Impetigo is a condition of the skin that occurs on any exposed area of the body such as the face, hands, neck, or the nose and mouth. Most commonly, impetigo is caused by a staphylococcus bacteria, but a streptococcus bacteria could be the cause as well. A streptococcus bacteria may cause tiny blisters that may burst, but when it is caused by a staphylococcus bacteria, the blisters are usually large. Dry skin often forms along with crusts. Itchiness and infection may develop, sometimes spreading to other parts of the body.
Although impetigo will often clear on its own in 2 to 3 weeks, complications are still possible as is the risk for infection. A doctor should be contacted. Usually a child can resume activities and go to school again in as little as 24 hours if he has started taking antibiotics and is no longer contagious.
Cellulitis is a condition of the connective tissues causing severe inflammation of the skin.

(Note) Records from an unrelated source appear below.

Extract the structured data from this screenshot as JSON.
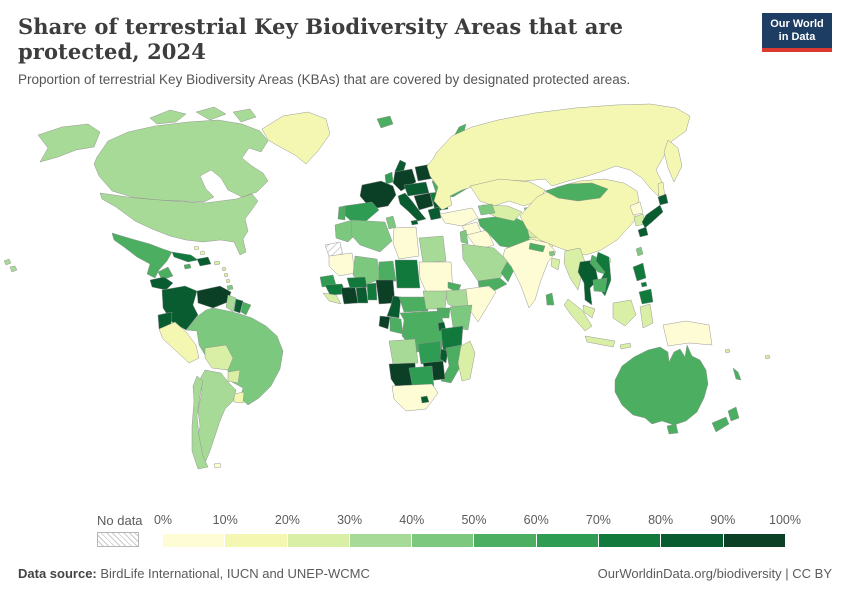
{
  "header": {
    "title": "Share of terrestrial Key Biodiversity Areas that are protected, 2024",
    "subtitle": "Proportion of terrestrial Key Biodiversity Areas (KBAs) that are covered by designated protected areas.",
    "logo": {
      "line1": "Our World",
      "line2": "in Data"
    }
  },
  "legend": {
    "no_data_label": "No data",
    "ticks": [
      "0%",
      "10%",
      "20%",
      "30%",
      "40%",
      "50%",
      "60%",
      "70%",
      "80%",
      "90%",
      "100%"
    ]
  },
  "footer": {
    "source_label": "Data source:",
    "source_text": " BirdLife International, IUCN and UNEP-WCMC",
    "right_text": "OurWorldinData.org/biodiversity | CC BY"
  },
  "colors": {
    "logo_bg": "#1d3d63",
    "logo_bar": "#dc3a31",
    "text": "#5b5b5b"
  },
  "chart_data": {
    "type": "choropleth",
    "title": "Share of terrestrial Key Biodiversity Areas that are protected, 2024",
    "unit": "%",
    "year": 2024,
    "legend_position": "bottom",
    "no_data": {
      "label": "No data",
      "pattern": "hatch"
    },
    "bins": [
      {
        "range": "0-10%",
        "color": "#fdfcd4"
      },
      {
        "range": "10-20%",
        "color": "#f3f7b1"
      },
      {
        "range": "20-30%",
        "color": "#d9efa6"
      },
      {
        "range": "30-40%",
        "color": "#a8da97"
      },
      {
        "range": "40-50%",
        "color": "#7cc87f"
      },
      {
        "range": "50-60%",
        "color": "#4cae60"
      },
      {
        "range": "60-70%",
        "color": "#2e9c52"
      },
      {
        "range": "70-80%",
        "color": "#11793c"
      },
      {
        "range": "80-90%",
        "color": "#095c30"
      },
      {
        "range": "90-100%",
        "color": "#0b4026"
      }
    ],
    "countries": [
      {
        "name": "Canada",
        "value": 35
      },
      {
        "name": "United States",
        "value": 35
      },
      {
        "name": "Greenland",
        "value": 15
      },
      {
        "name": "Mexico",
        "value": 55
      },
      {
        "name": "Guatemala",
        "value": 82
      },
      {
        "name": "Panama",
        "value": 75
      },
      {
        "name": "Cuba",
        "value": 75
      },
      {
        "name": "Dominican Republic",
        "value": 85
      },
      {
        "name": "Jamaica",
        "value": 55
      },
      {
        "name": "Bahamas",
        "value": 15
      },
      {
        "name": "Puerto Rico",
        "value": 25
      },
      {
        "name": "Lesser Antilles",
        "value": 25
      },
      {
        "name": "Trinidad and Tobago",
        "value": 45
      },
      {
        "name": "Colombia",
        "value": 85
      },
      {
        "name": "Venezuela",
        "value": 95
      },
      {
        "name": "Guyana",
        "value": 35
      },
      {
        "name": "Suriname",
        "value": 85
      },
      {
        "name": "French Guiana",
        "value": 55
      },
      {
        "name": "Ecuador",
        "value": 85
      },
      {
        "name": "Peru",
        "value": 15
      },
      {
        "name": "Brazil",
        "value": 45
      },
      {
        "name": "Bolivia",
        "value": 25
      },
      {
        "name": "Paraguay",
        "value": 25
      },
      {
        "name": "Uruguay",
        "value": 15
      },
      {
        "name": "Argentina",
        "value": 35
      },
      {
        "name": "Chile",
        "value": 35
      },
      {
        "name": "Falkland Islands",
        "value": 5
      },
      {
        "name": "Iceland",
        "value": 55
      },
      {
        "name": "Ireland",
        "value": 65
      },
      {
        "name": "United Kingdom",
        "value": 85
      },
      {
        "name": "Norway",
        "value": 55
      },
      {
        "name": "Sweden",
        "value": 85
      },
      {
        "name": "Finland",
        "value": 92
      },
      {
        "name": "Denmark",
        "value": 85
      },
      {
        "name": "Baltic states",
        "value": 85
      },
      {
        "name": "Poland",
        "value": 95
      },
      {
        "name": "Germany",
        "value": 95
      },
      {
        "name": "Czechia-Hungary",
        "value": 88
      },
      {
        "name": "France",
        "value": 95
      },
      {
        "name": "Spain",
        "value": 65
      },
      {
        "name": "Portugal",
        "value": 55
      },
      {
        "name": "Italy",
        "value": 85
      },
      {
        "name": "Balkans",
        "value": 95
      },
      {
        "name": "Greece",
        "value": 85
      },
      {
        "name": "Bulgaria",
        "value": 85
      },
      {
        "name": "Romania",
        "value": 75
      },
      {
        "name": "Ukraine",
        "value": 55
      },
      {
        "name": "Belarus",
        "value": 65
      },
      {
        "name": "Russia",
        "value": 15
      },
      {
        "name": "Turkey",
        "value": 5
      },
      {
        "name": "Syria",
        "value": 5
      },
      {
        "name": "Iraq",
        "value": 8
      },
      {
        "name": "Israel-Jordan",
        "value": 45
      },
      {
        "name": "Saudi Arabia",
        "value": 35
      },
      {
        "name": "Yemen",
        "value": 55
      },
      {
        "name": "Oman",
        "value": 55
      },
      {
        "name": "Iran",
        "value": 55
      },
      {
        "name": "Afghanistan",
        "value": 25
      },
      {
        "name": "Pakistan",
        "value": 15
      },
      {
        "name": "Kazakhstan",
        "value": 12
      },
      {
        "name": "Uzbekistan-Turkmenistan",
        "value": 25
      },
      {
        "name": "Kyrgyzstan-Tajikistan",
        "value": 45
      },
      {
        "name": "Caucasus",
        "value": 45
      },
      {
        "name": "India",
        "value": 5
      },
      {
        "name": "Nepal",
        "value": 55
      },
      {
        "name": "Bhutan",
        "value": 45
      },
      {
        "name": "Bangladesh",
        "value": 25
      },
      {
        "name": "Sri Lanka",
        "value": 55
      },
      {
        "name": "Myanmar",
        "value": 25
      },
      {
        "name": "Thailand",
        "value": 85
      },
      {
        "name": "Laos",
        "value": 55
      },
      {
        "name": "Vietnam",
        "value": 75
      },
      {
        "name": "Cambodia",
        "value": 55
      },
      {
        "name": "Malaysia",
        "value": 25
      },
      {
        "name": "Indonesia",
        "value": 25
      },
      {
        "name": "Philippines",
        "value": 75
      },
      {
        "name": "Papua New Guinea",
        "value": 5
      },
      {
        "name": "China",
        "value": 15
      },
      {
        "name": "Mongolia",
        "value": 55
      },
      {
        "name": "North Korea",
        "value": 5
      },
      {
        "name": "South Korea",
        "value": 25
      },
      {
        "name": "Japan",
        "value": 85
      },
      {
        "name": "Taiwan",
        "value": 45
      },
      {
        "name": "Morocco",
        "value": 45
      },
      {
        "name": "Algeria",
        "value": 45
      },
      {
        "name": "Tunisia",
        "value": 45
      },
      {
        "name": "Libya",
        "value": 5
      },
      {
        "name": "Egypt",
        "value": 35
      },
      {
        "name": "Western Sahara",
        "value": null
      },
      {
        "name": "Mauritania",
        "value": 5
      },
      {
        "name": "Mali",
        "value": 45
      },
      {
        "name": "Niger",
        "value": 55
      },
      {
        "name": "Chad",
        "value": 75
      },
      {
        "name": "Sudan",
        "value": 5
      },
      {
        "name": "Eritrea",
        "value": 55
      },
      {
        "name": "Ethiopia",
        "value": 35
      },
      {
        "name": "Somalia",
        "value": 8
      },
      {
        "name": "Senegal",
        "value": 65
      },
      {
        "name": "Guinea",
        "value": 75
      },
      {
        "name": "Sierra Leone",
        "value": 25
      },
      {
        "name": "Cote dIvoire",
        "value": 95
      },
      {
        "name": "Ghana",
        "value": 85
      },
      {
        "name": "Benin",
        "value": 75
      },
      {
        "name": "Burkina Faso",
        "value": 75
      },
      {
        "name": "Nigeria",
        "value": 95
      },
      {
        "name": "Cameroon",
        "value": 85
      },
      {
        "name": "Central African Republic",
        "value": 55
      },
      {
        "name": "South Sudan",
        "value": 35
      },
      {
        "name": "Uganda",
        "value": 55
      },
      {
        "name": "Kenya",
        "value": 45
      },
      {
        "name": "Gabon",
        "value": 95
      },
      {
        "name": "Congo",
        "value": 55
      },
      {
        "name": "DR Congo",
        "value": 55
      },
      {
        "name": "Rwanda",
        "value": 85
      },
      {
        "name": "Tanzania",
        "value": 75
      },
      {
        "name": "Angola",
        "value": 35
      },
      {
        "name": "Zambia",
        "value": 65
      },
      {
        "name": "Malawi",
        "value": 85
      },
      {
        "name": "Mozambique",
        "value": 55
      },
      {
        "name": "Zimbabwe",
        "value": 95
      },
      {
        "name": "Namibia",
        "value": 95
      },
      {
        "name": "Botswana",
        "value": 65
      },
      {
        "name": "South Africa",
        "value": 5
      },
      {
        "name": "Lesotho",
        "value": 85
      },
      {
        "name": "Madagascar",
        "value": 25
      },
      {
        "name": "Australia",
        "value": 55
      },
      {
        "name": "New Zealand",
        "value": 55
      },
      {
        "name": "New Caledonia",
        "value": 55
      },
      {
        "name": "Solomon Islands",
        "value": 25
      },
      {
        "name": "Fiji",
        "value": 25
      }
    ]
  }
}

Red and swollen areas normally appear on the lower areas of the legs, but can also develop anywhere on the body such as on the face. Unlike impetigo, cellulitis is not contagious.
Cellulitis may only affect the outside layer of the skin, but it can also go deeper and affect the blood and lymph nodes. Medical studies show that one in 12 cases of cellulitis in children lead to meningitis. Unlike impetigo that may disappear on its own, cellulitis is considered an emergency medical condition; if cellulitis goes untreated, it can become dangerous with the possibility of causing death.